For the PRM the advantages of their fundamentally new departure from their previously held almost sacred positions are obvious. They may hold the balance of power in the South which means they could be in Government both North and South within the next three years. That is what drives them; the pursuit of power because it is actually within their reach. Is that not something worthwhile from their perspective?
There is no doubt that the war is over, that the PRM have settled for a democratic settlement within the six county state with a view to continuing their struggle by constitutional means.
When the Good Friday Agreement was signed the IRSP predicted it would fail. We also said that given the decision of the vast majority of the Irish people who voted for the agreement we would do nothing to hinder the implementation of the GFA. Following the suspension four times of the Assembly, the postponement of elections on the whim of the British Prime Minister and the failure of the Unionists to be satisfied with three major acts of decommissioning by the Provisional IRA we are now coming to the end of that phase of the GFA.

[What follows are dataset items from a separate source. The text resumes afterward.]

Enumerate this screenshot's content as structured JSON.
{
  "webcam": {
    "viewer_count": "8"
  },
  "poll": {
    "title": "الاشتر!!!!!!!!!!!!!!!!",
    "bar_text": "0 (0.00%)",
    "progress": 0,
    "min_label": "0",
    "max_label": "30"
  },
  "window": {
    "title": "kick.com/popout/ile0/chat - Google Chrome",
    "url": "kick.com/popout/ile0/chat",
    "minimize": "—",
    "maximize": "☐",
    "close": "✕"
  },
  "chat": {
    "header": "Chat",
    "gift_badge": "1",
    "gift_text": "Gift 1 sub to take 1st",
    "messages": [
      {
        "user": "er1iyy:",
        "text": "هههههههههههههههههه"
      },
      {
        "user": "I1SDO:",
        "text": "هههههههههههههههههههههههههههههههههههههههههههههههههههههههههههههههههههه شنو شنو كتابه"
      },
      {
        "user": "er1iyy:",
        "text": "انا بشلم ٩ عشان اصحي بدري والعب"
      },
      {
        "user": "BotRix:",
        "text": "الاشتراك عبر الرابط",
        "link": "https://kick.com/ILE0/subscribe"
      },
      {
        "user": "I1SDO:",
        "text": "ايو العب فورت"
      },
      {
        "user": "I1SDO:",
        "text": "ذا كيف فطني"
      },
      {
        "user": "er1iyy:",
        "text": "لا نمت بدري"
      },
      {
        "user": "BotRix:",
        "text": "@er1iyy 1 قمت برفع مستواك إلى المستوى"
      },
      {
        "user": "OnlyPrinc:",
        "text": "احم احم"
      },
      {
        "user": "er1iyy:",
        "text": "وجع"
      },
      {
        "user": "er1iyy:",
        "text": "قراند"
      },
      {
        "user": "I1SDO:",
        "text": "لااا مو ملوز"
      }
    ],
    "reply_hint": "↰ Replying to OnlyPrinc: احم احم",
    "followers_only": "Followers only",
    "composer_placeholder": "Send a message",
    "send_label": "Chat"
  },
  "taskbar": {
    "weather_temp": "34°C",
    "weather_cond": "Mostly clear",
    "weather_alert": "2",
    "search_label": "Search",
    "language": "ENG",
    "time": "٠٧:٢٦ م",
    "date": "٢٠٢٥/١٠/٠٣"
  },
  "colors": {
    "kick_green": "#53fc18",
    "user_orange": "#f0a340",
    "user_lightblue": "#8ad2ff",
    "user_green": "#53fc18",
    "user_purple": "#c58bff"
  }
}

There are always alternatives to agreements. The negotiations that took place leading to the GFA involved a series of compromises by all parties. The issue for many republicans was were the concessions by the Sinn Féin negotiators a bridge too far? Many of us have said yes it was but we have yet not come up with alternatives. Indeed the failure of socialists and republicans to negotiate some sort of principled platform to oppose the sectarian policies and reactionary economic polices of the main parties for the November 26th elections meant that there was no clear opposition to the prevailing political consensus. This is a major blow for progressiverepublicans.
People in the past put their lives on the line in the struggle for either the Republic or National Liberation and Socialism. Many were shot tortured or jailed. Many of those Republican fighters are now disillusioned and questioning their past. Is our answer to their dilemma to do nothing? Is that what we tell all those who endure the struggle only to see it end in failure?
It is not enough for Anti Good Friday Agreement Republicans (AGFAR) and Socialists to curse the dark. People need a positive message, something tangible and relevant to their lives. We need to develop a culture of positive forward thinking as to what we can and should do. There is not enough effort to develop policies that have some relevance to the lives of working class people. A leading member of the INLA, Ta Power said before his assassination that the people were not fools and could tell who were the chancers and timewasters. Before the mass of the people one has always to be open and honest.
And so let me be open and honest. Unless those of us critical of the PSF strategy enter the election field and put our positions before the people and argue cogent, coherent polices that resonate with the lives of the people we are doomed to curse the dark. Why should the Irish people listen to us? What relevance do we have to their lives? We could not even develop a unified front for the prisoners in Maghaberry so how could we even aspire to alternatives to the Good Friday Agreement. The failure of AGFARs to even sit in the same room and hammer out a common approach to the political prisoner issue aped the parallel talks that took place at Stormont and Hillsborough Castle.
The IRSP called for the establishment of a Republican Forum to bring together those critical of the peace process as far back as 1996. We repeat that call now. Our position is that there could be the basis for some Broad Front work around three main areas:
1. Opposition to an internal Stormont settlement that blocks the road to the Republic
2. Opposition to sectarianism and for working class unity.
3. Opposition to the neo-liberal economic agenda that the two states, north and south implement
The IRSP will be encouraging debate and dialogue amongst all those who can agree with any of the above three points. If we can get agreement with others or even if we can't we believe that there is the basis over a period of time of developing the alternatives not simply to the GFA but to Imperialism and Capitalism itself.